Powell confirmed that the Fed would not welcome any further downturn in the labour market and left the door open for a 50 basis point cut at the Fed’s next meeting in September.
But remember, at the turn of the year markets had almost fully priced in a rate cut for March. The big question is whether the Fed has already waited too long.
Ian Shepherdson, chair and chief economist at Pantheon Macroeconomics thinks so. “The inflation pipeline is very benign, and the hard inflation data will continue to catch up to this reality. The Fed now has to catch up too,” he said.
Bank of England Governor sheds pounds
While Powell stands poised to cut rates, Andrew Bailey appears to have been lifting weights. The increasingly svelte Governor told The Sunday Times that he had successfully managed to shed some pounds over the summer.
“It’s been an unsuccessful ambition for some time, but during this summer I have had success,” he told the newspaper. “I’m happy to reduce something else as well as inflation,” he added.
Bailey’s own speech on Friday was cautiously optimistic about the inflation outlook. “The second-round inflation effects appear to be smaller than we expected. But it is too early to declare victory,” he said.
ECB less optimistic
Philip Lane, chief economist at the European Central Bank (ECB), sounded less confident that inflation was under control than his counterparts at the Bank and the Fed.
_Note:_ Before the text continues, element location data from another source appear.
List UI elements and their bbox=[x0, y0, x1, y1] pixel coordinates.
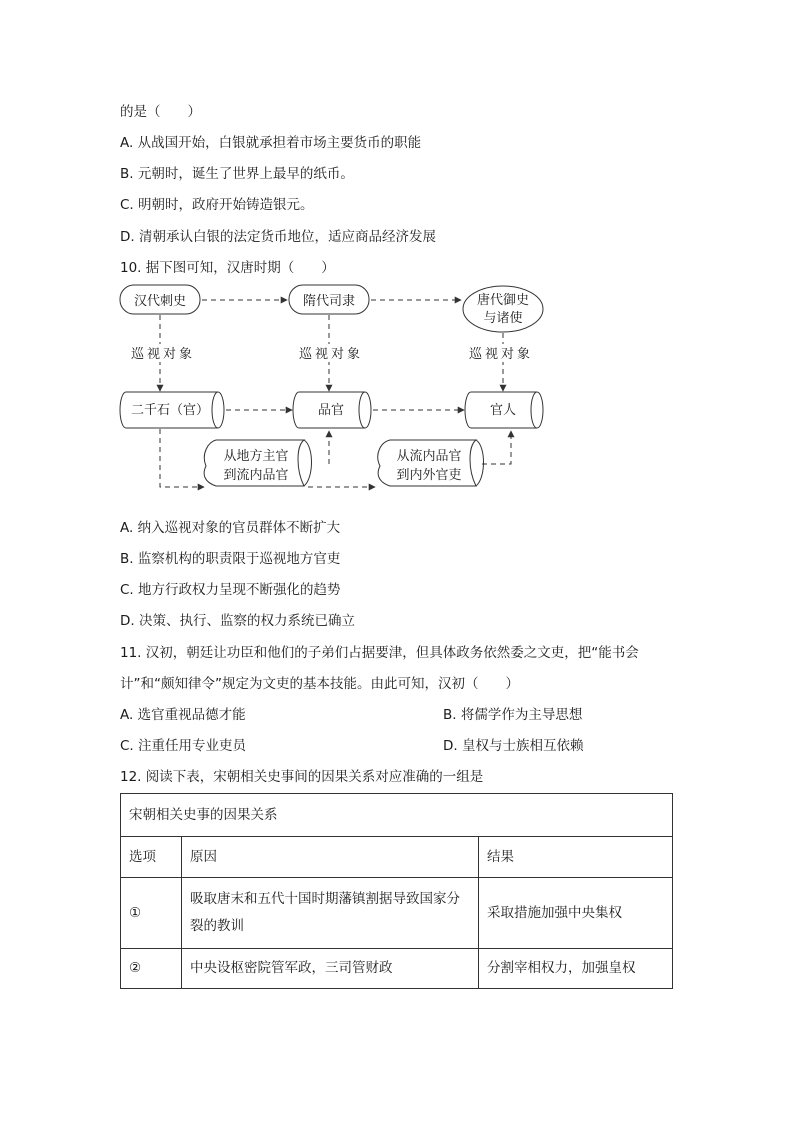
scroll-node-2-line-1: 从流内品官 bbox=[396, 449, 462, 464]
node-han-cishi bbox=[120, 285, 200, 314]
node-guanren bbox=[465, 392, 543, 428]
scroll-node-2-line-2: 到内外官吏 bbox=[396, 468, 462, 483]
node-pinguan bbox=[293, 392, 371, 428]
node-tang-yushi-label-1: 唐代御史 bbox=[476, 293, 530, 308]
node-guanren-label: 官人 bbox=[489, 403, 517, 418]
node-tang-yushi bbox=[463, 286, 543, 332]
q11-option-c: C. 注重任用专业吏员 bbox=[120, 738, 247, 754]
edge-label-3: 巡视对象 bbox=[468, 347, 534, 362]
node-han-cishi-label: 汉代刺史 bbox=[133, 294, 187, 309]
row-result: 分割宰相权力，加强皇权 bbox=[479, 949, 673, 989]
q11-stem-line-2: 计”和“颇知律令”规定为文吏的基本技能。由此可知，汉初（ ） bbox=[120, 676, 519, 692]
q11-stem-line-1: 11. 汉初，朝廷让功臣和他们的子弟们占据要津，但具体政务依然委之文吏，把“能书会 bbox=[120, 645, 639, 661]
scroll-node-1 bbox=[204, 440, 311, 486]
node-sui-sili bbox=[289, 285, 369, 314]
row-cause bbox=[182, 878, 479, 949]
row-cause bbox=[182, 949, 479, 989]
row-result: 采取措施加强中央集权 bbox=[479, 878, 673, 949]
table-row bbox=[121, 878, 673, 949]
q9-option-a: A. 从战国开始，白银就承担着市场主要货币的职能 bbox=[120, 135, 422, 151]
arrow-erqianshi-to-scroll1 bbox=[160, 429, 204, 487]
q10-option-a: A. 纳入巡视对象的官员群体不断扩大 bbox=[120, 520, 341, 536]
q11-option-b: B. 将儒学作为主导思想 bbox=[443, 707, 583, 723]
node-sui-sili-label: 隋代司隶 bbox=[302, 294, 356, 309]
q9-option-c: C. 明朝时，政府开始铸造银元。 bbox=[120, 197, 314, 213]
q10-option-b: B. 监察机构的职责限于巡视地方官吏 bbox=[120, 551, 341, 567]
node-erqianshi-label: 二千石（官） bbox=[130, 403, 210, 418]
row-cause-line-1: 吸取唐末和五代十国时期藩镇割据导致国家分 bbox=[190, 891, 460, 907]
header-option: 选项 bbox=[121, 837, 182, 878]
q9-stem-tail: 的是（ ） bbox=[120, 104, 201, 120]
row-cause-line-1: 中央设枢密院管军政，三司管财政 bbox=[190, 960, 393, 976]
node-tang-yushi-label-2: 与诸使 bbox=[483, 311, 523, 326]
table-caption: 宋朝相关史事的因果关系 bbox=[121, 794, 673, 837]
scroll-node-1-line-2: 到流内品官 bbox=[223, 468, 289, 483]
scroll-node-2 bbox=[378, 440, 484, 486]
header-cause: 原因 bbox=[182, 837, 479, 878]
q10-option-d: D. 决策、执行、监察的权力系统已确立 bbox=[120, 613, 355, 629]
node-erqianshi bbox=[120, 392, 224, 428]
table-row bbox=[121, 949, 673, 989]
q11-option-a: A. 选官重视品德才能 bbox=[120, 707, 246, 723]
node-pinguan-label: 品官 bbox=[317, 403, 345, 418]
edge-label-2: 巡视对象 bbox=[298, 347, 364, 362]
row-option: ① bbox=[121, 878, 182, 949]
row-option: ② bbox=[121, 949, 182, 989]
q10-option-c: C. 地方行政权力呈现不断强化的趋势 bbox=[120, 582, 341, 598]
row-cause-line-2: 裂的教训 bbox=[190, 918, 244, 934]
q12-stem: 12. 阅读下表，宋朝相关史事间的因果关系对应准确的一组是 bbox=[120, 769, 484, 785]
q12-table bbox=[120, 793, 673, 989]
header-result: 结果 bbox=[479, 837, 673, 878]
q11-option-d: D. 皇权与士族相互依赖 bbox=[443, 738, 584, 754]
arrow-scroll2-to-guanren bbox=[482, 431, 511, 464]
q10-stem: 10. 据下图可知，汉唐时期（ ） bbox=[120, 260, 335, 276]
q9-option-b: B. 元朝时，诞生了世界上最早的纸币。 bbox=[120, 166, 354, 182]
supervision-diagram bbox=[118, 282, 558, 514]
edge-label-1: 巡视对象 bbox=[130, 347, 196, 362]
q9-option-d: D. 清朝承认白银的法定货币地位，适应商品经济发展 bbox=[120, 229, 436, 245]
scroll-node-1-line-1: 从地方主官 bbox=[223, 449, 289, 464]
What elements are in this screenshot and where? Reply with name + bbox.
“The return to target is not yet secure,” Lane said. “The monetary policy stance will have to remain in restrictive territory for as long as needed,” he stressed.
Nevertheless, Lane still noted that the ECB faced risks on both sides, warning that if rates stayed relatively high, the eurozone’s budding recovery could be quashed.
“A rate path that is too high for too long would deliver chronically below-target inflation over the medium term and would be inefficient in terms of minimizing the side effects on output and employment.”
US jobs market nears tipping point
When interest rates first started rising in 2022, policymakers were deeply concerned about the potential impact on unemployment. It was widely thought that unemployment would have to rise significantly for inflation to fall.
As it has happened, price pressures have managed to dissipate without a substantial increase in unemployment. Instead the number of job openings has come down dramatically, contributing to a looser labour market without putting people out of work.
However, according to new research presented at Jackson Hole, the US labour market is nearing a tipping point where unemployment will start to rise much more rapidly as jobs growth slows.
The research, presented by Pierpaolo Benigno of the University of Bern and Gauti B. Eggertsson of Brown University, bolsters the case for more aggressive rate cuts.